If you’re in charge of keeping your company’s information assets secure, and you think the state of modern information security is overly and needlessly confusing, you’re not alone.
With over 30 years of insight into information security triumphs and failures in his mental database, Art Coviello has been in a unique position to observe how technology and security companies have responded to the explosion in internet connectivity and criminal activity. The former chairman and longtime executive at RSA Security is one of our principal advisors involved in the planning of Structure Security, and we’re thrilled that he’ll be kicking off the conference on September 27th with a talk on the modern state of security.

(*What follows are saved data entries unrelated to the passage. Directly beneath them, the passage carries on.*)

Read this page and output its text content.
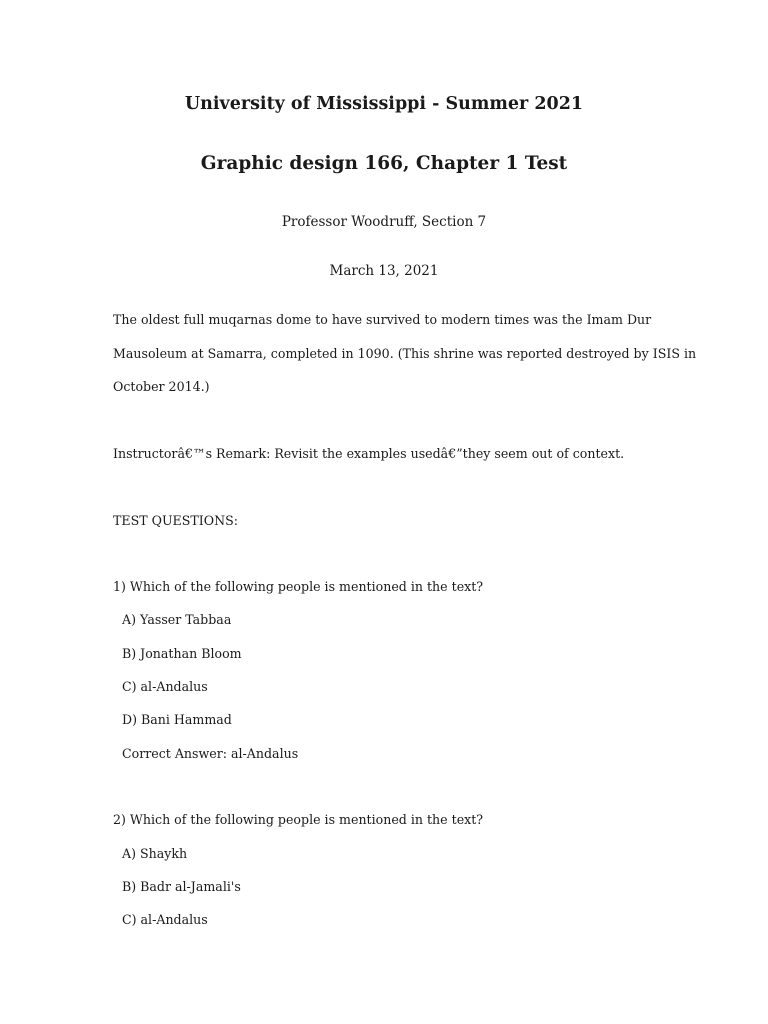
University of Mississippi - Summer 2021
Graphic design 166, Chapter 1 Test
Professor Woodruff, Section 7
March 13, 2021
The oldest full muqarnas dome to have survived to modern times was the Imam Dur
Mausoleum at Samarra, completed in 1090. (This shrine was reported destroyed by ISIS in
October 2014.)
Instructorâ€™s Remark: Revisit the examples usedâ€”they seem out of context.
TEST QUESTIONS:
1) Which of the following people is mentioned in the text?
A) Yasser Tabbaa
B) Jonathan Bloom
C) al-Andalus
D) Bani Hammad
Correct Answer: al-Andalus
2) Which of the following people is mentioned in the text?
A) Shaykh
B) Badr al-Jamali's
C) al-Andalus
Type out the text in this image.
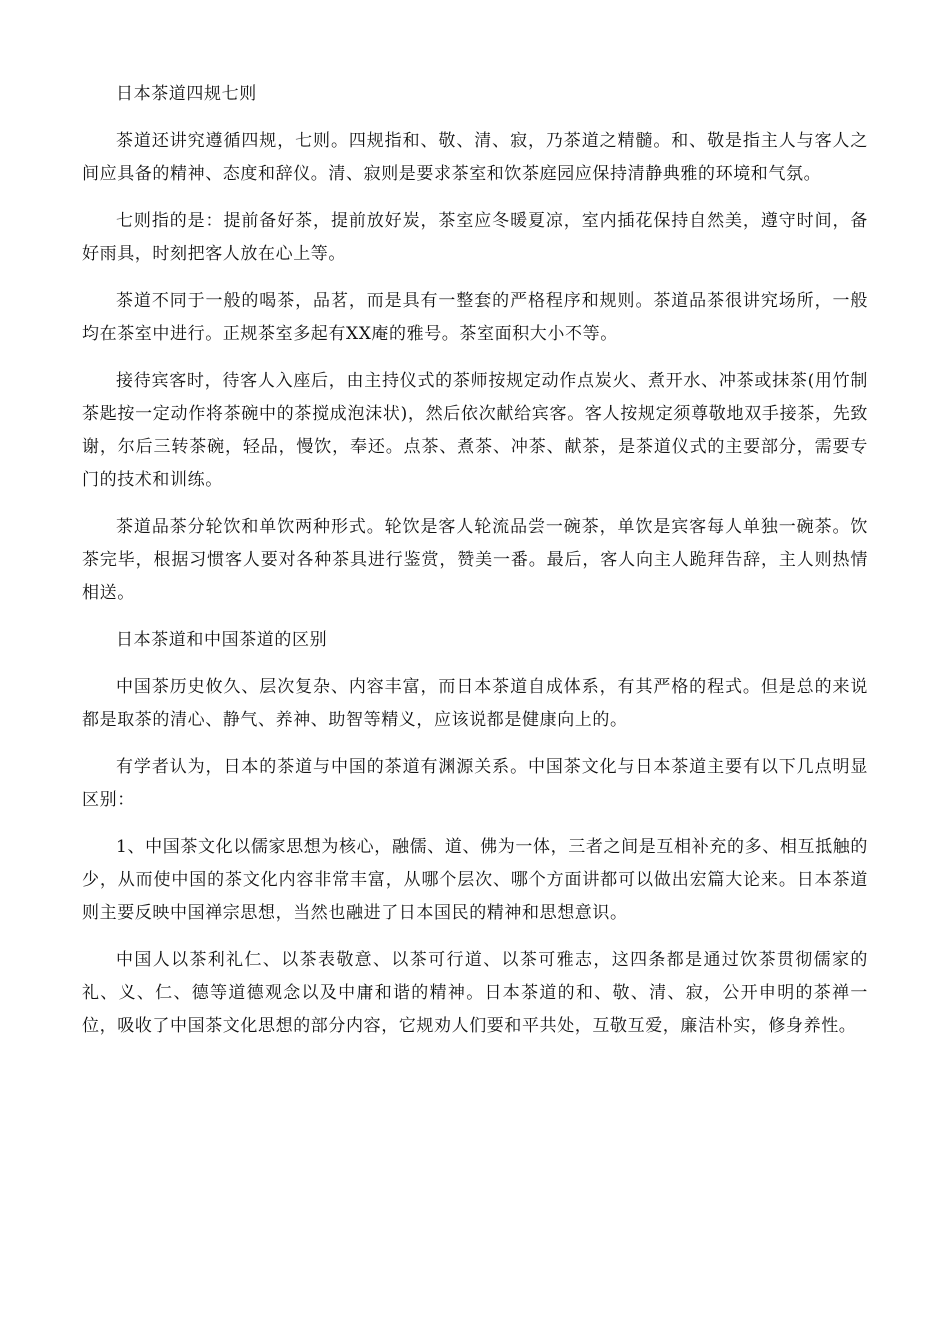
日本茶道四规七则

茶道还讲究遵循四规，七则。四规指和、敬、清、寂，乃茶道之精髓。和、敬是指主人与客人之间应具备的精神、态度和辞仪。清、寂则是要求茶室和饮茶庭园应保持清静典雅的环境和气氛。

七则指的是：提前备好茶，提前放好炭，茶室应冬暖夏凉，室内插花保持自然美，遵守时间，备好雨具，时刻把客人放在心上等。

茶道不同于一般的喝茶，品茗，而是具有一整套的严格程序和规则。茶道品茶很讲究场所，一般均在茶室中进行。正规茶室多起有XX庵的雅号。茶室面积大小不等。

接待宾客时，待客人入座后，由主持仪式的茶师按规定动作点炭火、煮开水、冲茶或抹茶(用竹制茶匙按一定动作将茶碗中的茶搅成泡沫状)，然后依次献给宾客。客人按规定须尊敬地双手接茶，先致谢，尔后三转茶碗，轻品，慢饮，奉还。点茶、煮茶、冲茶、献茶，是茶道仪式的主要部分，需要专门的技术和训练。

茶道品茶分轮饮和单饮两种形式。轮饮是客人轮流品尝一碗茶，单饮是宾客每人单独一碗茶。饮茶完毕，根据习惯客人要对各种茶具进行鉴赏，赞美一番。最后，客人向主人跪拜告辞，主人则热情相送。

日本茶道和中国茶道的区别

中国茶历史攸久、层次复杂、内容丰富，而日本茶道自成体系，有其严格的程式。但是总的来说都是取茶的清心、静气、养神、助智等精义，应该说都是健康向上的。

有学者认为，日本的茶道与中国的茶道有渊源关系。中国茶文化与日本茶道主要有以下几点明显区别：

1、中国茶文化以儒家思想为核心，融儒、道、佛为一体，三者之间是互相补充的多、相互抵触的少，从而使中国的茶文化内容非常丰富，从哪个层次、哪个方面讲都可以做出宏篇大论来。日本茶道则主要反映中国禅宗思想，当然也融进了日本国民的精神和思想意识。

中国人以茶利礼仁、以茶表敬意、以茶可行道、以茶可雅志，这四条都是通过饮茶贯彻儒家的礼、义、仁、德等道德观念以及中庸和谐的精神。日本茶道的和、敬、清、寂，公开申明的茶禅一位，吸收了中国茶文化思想的部分内容，它规劝人们要和平共处，互敬互爱，廉洁朴实，修身养性。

Coviello observed a shift in security thinking about five or six years ago from reactive security (finding and plugging holes in perimeter defenses) to intelligence-based security, in which the notion of risk is much more thoroughly identified and analyzed. However, while that concept has been embraced by the information security world, applying that concept to real-world situations has proven more difficult, he said in a recent interview.
“The problem isn’t just expanding attack surfaces,” he said, referencing the explosive growth of cloud and mobile computing as well as the coming challenge of the internet of things, “but the ability to take the model from the 50,000-foot level to street level.”
There are three somewhat-overlapping issues that contribute to that problem, Coviello said:
- The Skills Shortage: I’ve heard this time and time again in conversations leading up to Structure Security, and it’s going to be discussed in several sessions: information security leaders are having an extremely difficult time finding (and retaining) qualified security professionals. (Coviello’s fellow Structure Security advisor, Jay Leak of Blackstone, touched on this earlier this year.) All the modern proactive security-focused thinking in the world doesn’t matter if you can’t find people who understand how to make those concepts work in practice.
- The Firefighters: Assume you’ve managed to hire the right people to implement the right risk-based strategy. Can you figure out a way to allow those people the time and space to get that job done while making sure your organization is safe in the interim? People like to bemoan “fighting fires” — the notion of dashing around fixing security problem after security problem — but deciding which fires can quietly smolder and which fires need attention right now (after all, fires are bad) is not a simple process.
- The Decision-Makers: Information security has been treated as an afterthought in many organizations for too long, and the people who are running those companies — executives and board members — can have wildly different perspectives on the importance of security thinking balanced against time to market, overhead, or strategic focus. Think about financial services companies, which purchase and implement a ton of technology products and services every year to manage vast amounts of money, yet who are often run by people that lack technology expertise, let alone security knowledge.
So how do we move forward? Coviello plans to outline some strategies for getting past these obstacles in his talk, and I won’t spoil the surprise here. But here’s a hint: strategies you consider vital to your core business — such as careful resource planning and treating your vendors with healthy skepticism — will serve you well as you look to protect your organization in a world of growing threats.